Although we have product liability and clinical trial liability insurance that we believe is appropriate, this insurance is subject to deductibles and coverage limitations. Our current product liability insurance may not continue to be available to us on acceptable terms, if at all, and, if available, the coverage may not be adequate to protect us against any future product liability claims. Further, if additional products are approved for marketing, we may seek additional insurance coverage. If we are unable to obtain insurance at an acceptable cost or on acceptable terms with adequate coverage or otherwise protect against potential product liability claims, we will be exposed to significant liabilities, which may harm our business. A product liability claim, recall or other claim with respect to uninsured liabilities or for amounts in excess of insured liabilities could result in significant costs and significant harm to our business.

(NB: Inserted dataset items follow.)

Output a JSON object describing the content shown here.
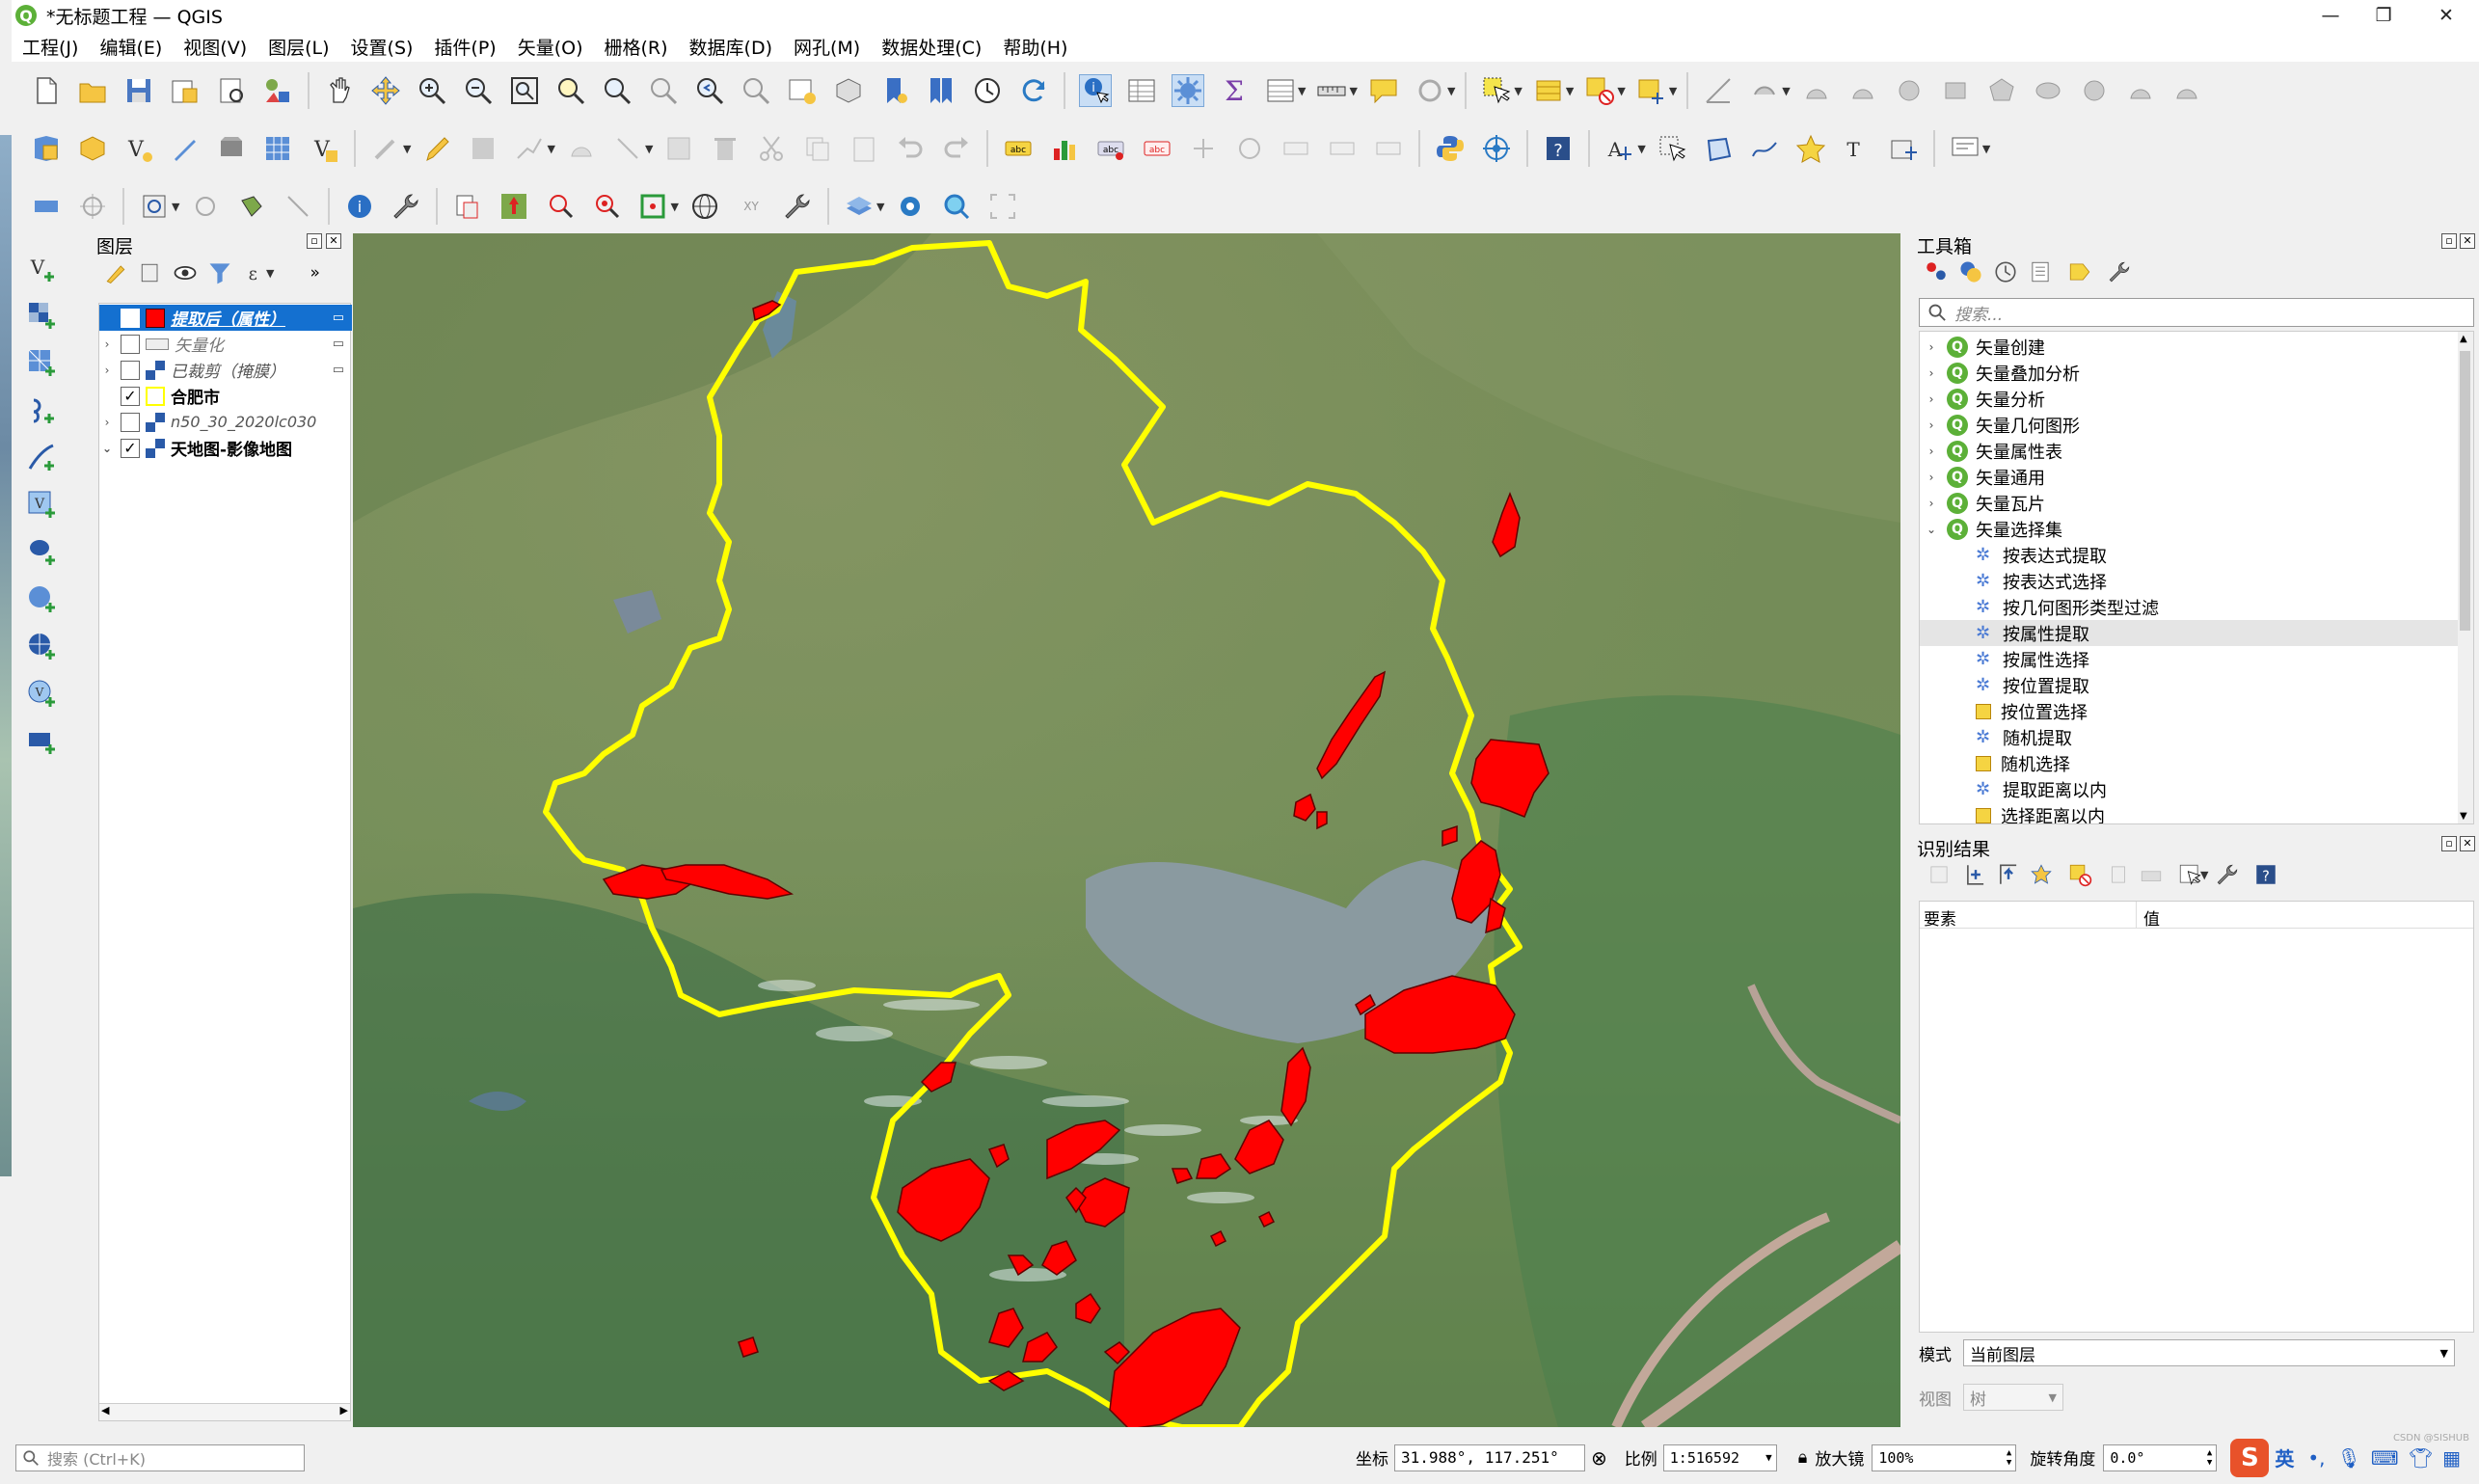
{
  "window": {
    "title": "*无标题工程 — QGIS",
    "min": "—",
    "max": "❐",
    "close": "✕"
  },
  "menu": [
    "工程(J)",
    "编辑(E)",
    "视图(V)",
    "图层(L)",
    "设置(S)",
    "插件(P)",
    "矢量(O)",
    "栅格(R)",
    "数据库(D)",
    "网孔(M)",
    "数据处理(C)",
    "帮助(H)"
  ],
  "layers_panel": {
    "title": "图层",
    "items": [
      {
        "name": "提取后（属性）",
        "checked": true,
        "selected": true,
        "color": "#ff0000"
      },
      {
        "name": "矢量化",
        "checked": false,
        "italic": true
      },
      {
        "name": "已裁剪（掩膜）",
        "checked": false,
        "italic": true
      },
      {
        "name": "合肥市",
        "checked": true,
        "bold": true,
        "color": "#ffff00"
      },
      {
        "name": "n50_30_2020lc030",
        "checked": false,
        "italic": true
      },
      {
        "name": "天地图-影像地图",
        "checked": true,
        "bold": true
      }
    ]
  },
  "toolbox": {
    "title": "工具箱",
    "search_placeholder": "搜索...",
    "groups": [
      "矢量创建",
      "矢量叠加分析",
      "矢量分析",
      "矢量几何图形",
      "矢量属性表",
      "矢量通用",
      "矢量瓦片",
      "矢量选择集"
    ],
    "tools": [
      "按表达式提取",
      "按表达式选择",
      "按几何图形类型过滤",
      "按属性提取",
      "按属性选择",
      "按位置提取",
      "按位置选择",
      "随机提取",
      "随机选择",
      "提取距离以内",
      "选择距离以内"
    ],
    "highlighted_tool": "按属性提取"
  },
  "identify": {
    "title": "识别结果",
    "col_feature": "要素",
    "col_value": "值",
    "mode_label": "模式",
    "mode_value": "当前图层",
    "view_label": "视图",
    "view_value": "树"
  },
  "status": {
    "search_placeholder": "搜索 (Ctrl+K)",
    "coord_label": "坐标",
    "coord_value": "31.988°, 117.251°",
    "scale_label": "比例",
    "scale_value": "1:516592",
    "magnifier_label": "放大镜",
    "magnifier_value": "100%",
    "rotation_label": "旋转角度",
    "rotation_value": "0.0°",
    "ime_text": "英",
    "watermark": "CSDN @SISHUB"
  }
}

We may be subject to claims against us even if the apparent injury is due to the actions of others or misuse of the device. Our customers, either on their own or following the advice of their physicians, may use our products in a manner not described in the products labeling and that differs from the manner in which it was used in clinical studies and approved by the FDA. For example, our SEVEN and SEVEN PLUS are designed to be used by a patient continuously for up to seven days, but the patient might be able to circumvent the safeguards designed into the SEVEN and SEVEN PLUS and use the product for longer than seven days. Off-label use of products by patients is common, and any such off-label use of our products could subject us to additional liability. These liabilities could prevent or interfere with our product commercialization efforts. Defending a suit, regardless of merit, could be costly, could divert management attention and might result in adverse publicity, which could result in the withdrawal of, or inability to recruit, clinical trial volunteers or result in reduced acceptance of our products in the market.
We may be subject to fines, penalties and injunctions if we are determined to be promoting the use of our products for unapproved off-label uses.
Although we believe our promotional materials and training methods are conducted in compliance with FDA and other regulations, if the FDA determines that our promotional materials or training constitutes promotion of an unapproved use, the FDA could request that we modify our training or promotional materials or subject us to regulatory enforcement actions, including the issuance of a warning letter, injunction, seizure, civil fine and criminal penalties. It is also possible that other federal, state or foreign enforcement authorities might take action if they consider promotional or training materials to constitute promotion of an unapproved use, which could result in significant fines or penalties under other statutory authorities, such as laws prohibiting false claims for reimbursement.
We conduct business in a heavily regulated industry and if we fail to comply with these laws and government regulations, we could suffer penalties or be required to make significant changes to our operations.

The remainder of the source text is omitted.